As often, there is an easy way and a hard way.

The easy way is to internationalise the issue: let the legal eagles come up with a new legal definition that is a variation on the concept of “enemy combatant” used by the Bush Administration in its war on terror. The purpose here would be to declare members of religiously inspired terrorist organisations a species of international conflict short of giving them the status and rights of a prisoner of war under the Geneva Conventions. In other words, we can have our cake and eat it too. This approach would be hugely questionable in terms of its antecedents but it would save the Constitution from defilement.

Needless to say, saving the Constitution from defilement is not the only problem at hand. We also perhaps truly want to eradicate the malaise, and that is the hard way.

Thankfully, Pakistan has graduated beyond the top ten in global terror rankings. But, the increasing calm in Pakistan in no way means any lasting resolution of the underlying intra- and international conflicts and tensions. A bigger war, it seems, is in the offing.

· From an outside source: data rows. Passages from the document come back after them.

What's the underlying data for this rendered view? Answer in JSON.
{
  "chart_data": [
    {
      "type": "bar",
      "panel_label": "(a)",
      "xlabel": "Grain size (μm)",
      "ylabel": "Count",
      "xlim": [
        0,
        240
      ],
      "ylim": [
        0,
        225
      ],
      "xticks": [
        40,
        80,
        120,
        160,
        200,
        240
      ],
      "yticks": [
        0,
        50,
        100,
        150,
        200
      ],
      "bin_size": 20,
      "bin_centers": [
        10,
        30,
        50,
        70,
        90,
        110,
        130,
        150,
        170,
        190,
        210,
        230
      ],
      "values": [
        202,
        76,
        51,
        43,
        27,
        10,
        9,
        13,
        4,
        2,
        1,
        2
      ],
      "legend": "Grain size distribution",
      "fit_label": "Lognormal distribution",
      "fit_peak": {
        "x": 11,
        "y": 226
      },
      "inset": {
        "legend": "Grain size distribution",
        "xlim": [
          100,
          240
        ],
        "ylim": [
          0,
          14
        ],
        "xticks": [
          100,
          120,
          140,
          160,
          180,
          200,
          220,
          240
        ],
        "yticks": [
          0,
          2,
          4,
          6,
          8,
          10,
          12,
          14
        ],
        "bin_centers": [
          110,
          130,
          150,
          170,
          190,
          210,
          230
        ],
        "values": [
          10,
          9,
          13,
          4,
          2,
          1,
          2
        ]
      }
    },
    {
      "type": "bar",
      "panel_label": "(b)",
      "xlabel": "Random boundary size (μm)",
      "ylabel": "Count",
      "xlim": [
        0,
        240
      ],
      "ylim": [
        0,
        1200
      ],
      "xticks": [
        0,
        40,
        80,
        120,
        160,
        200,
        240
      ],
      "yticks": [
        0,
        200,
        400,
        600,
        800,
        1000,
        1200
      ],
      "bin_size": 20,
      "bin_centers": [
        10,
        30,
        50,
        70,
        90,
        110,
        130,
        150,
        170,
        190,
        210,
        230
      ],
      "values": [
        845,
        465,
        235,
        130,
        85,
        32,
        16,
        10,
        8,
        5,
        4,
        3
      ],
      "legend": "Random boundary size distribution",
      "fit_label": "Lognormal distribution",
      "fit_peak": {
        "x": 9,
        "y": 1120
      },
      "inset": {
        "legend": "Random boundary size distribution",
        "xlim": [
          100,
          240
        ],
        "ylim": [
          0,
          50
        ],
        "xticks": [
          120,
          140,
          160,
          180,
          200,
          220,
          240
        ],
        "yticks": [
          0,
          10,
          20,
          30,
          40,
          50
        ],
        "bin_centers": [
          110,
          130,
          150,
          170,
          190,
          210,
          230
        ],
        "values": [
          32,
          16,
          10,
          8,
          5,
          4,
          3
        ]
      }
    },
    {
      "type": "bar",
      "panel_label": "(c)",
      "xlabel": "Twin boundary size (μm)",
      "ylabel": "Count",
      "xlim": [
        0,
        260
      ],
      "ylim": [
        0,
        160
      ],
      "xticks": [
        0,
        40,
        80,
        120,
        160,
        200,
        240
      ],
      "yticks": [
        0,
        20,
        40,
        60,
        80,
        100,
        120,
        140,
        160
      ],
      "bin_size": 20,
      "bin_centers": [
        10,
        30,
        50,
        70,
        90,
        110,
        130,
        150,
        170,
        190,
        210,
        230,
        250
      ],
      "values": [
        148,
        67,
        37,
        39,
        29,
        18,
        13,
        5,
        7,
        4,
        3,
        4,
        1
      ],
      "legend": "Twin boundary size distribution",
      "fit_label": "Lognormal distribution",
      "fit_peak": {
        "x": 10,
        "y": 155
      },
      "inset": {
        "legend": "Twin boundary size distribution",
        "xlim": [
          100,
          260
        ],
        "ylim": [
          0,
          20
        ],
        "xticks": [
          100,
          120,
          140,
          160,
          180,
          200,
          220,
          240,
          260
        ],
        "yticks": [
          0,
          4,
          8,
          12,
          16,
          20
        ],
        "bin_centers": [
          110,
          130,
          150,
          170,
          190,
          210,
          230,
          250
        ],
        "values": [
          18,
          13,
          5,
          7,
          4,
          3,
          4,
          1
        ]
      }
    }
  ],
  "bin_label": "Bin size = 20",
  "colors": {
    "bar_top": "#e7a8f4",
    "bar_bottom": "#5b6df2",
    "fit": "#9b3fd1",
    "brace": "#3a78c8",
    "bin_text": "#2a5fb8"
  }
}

Pakistanis are a nation of more than 180 million. With China beginning to talk big with One Belt-One Road, Pakistan has no chance of surviving with its traditional duplicity it manages to impress upon observers. The Pakistani state must prepare for the big changes it would soon be expected to make for its people so that they can be integrated into regional markets.

Further, it is little understood in the Pakistani governance paradigm that the risk of terrorism in particular, and crime in general, in Pakistan as anywhere else in the world, is related less to the lapses of security or intelligence and more to whether someone out there is aggrieved enough by your policies and actions to think of taking you to hell with him. The “security risk” is as much a matter of social justice as it is about the writ of the state.

Therefore, keeping the long-term objective of social reformation in view, we might want to consider regularizing the offences committed “using the name of religion or a sect” into our ordinary criminal law under the Constitution including all the fundamental rights. For example, we may keep the forum of trial with the military courts so as to maintain necessary secrecy and protection of witnesses, lawyers, and judges but make their convictions subject to confirmation by a sufficiently large bench of the Supreme Court.

If the military courts profess to be so faithful to principles of natural justice, then perhaps they should be expressly bound to share all their records of these cases with at least the judges on appeal. Further, there is no reason why the honourable judges of the Supreme Court cannot assure the military establishment of maintaining the secrecy of their records in exchange for extending protection to such judges as well.

No doubt, if a trial is to be held, it must be seen to be fair in the eyes of highest judges of the land. Otherwise, it can easily be seen as judicial murder, which in turn is more shameful and more damaging than even extra-judicial killing.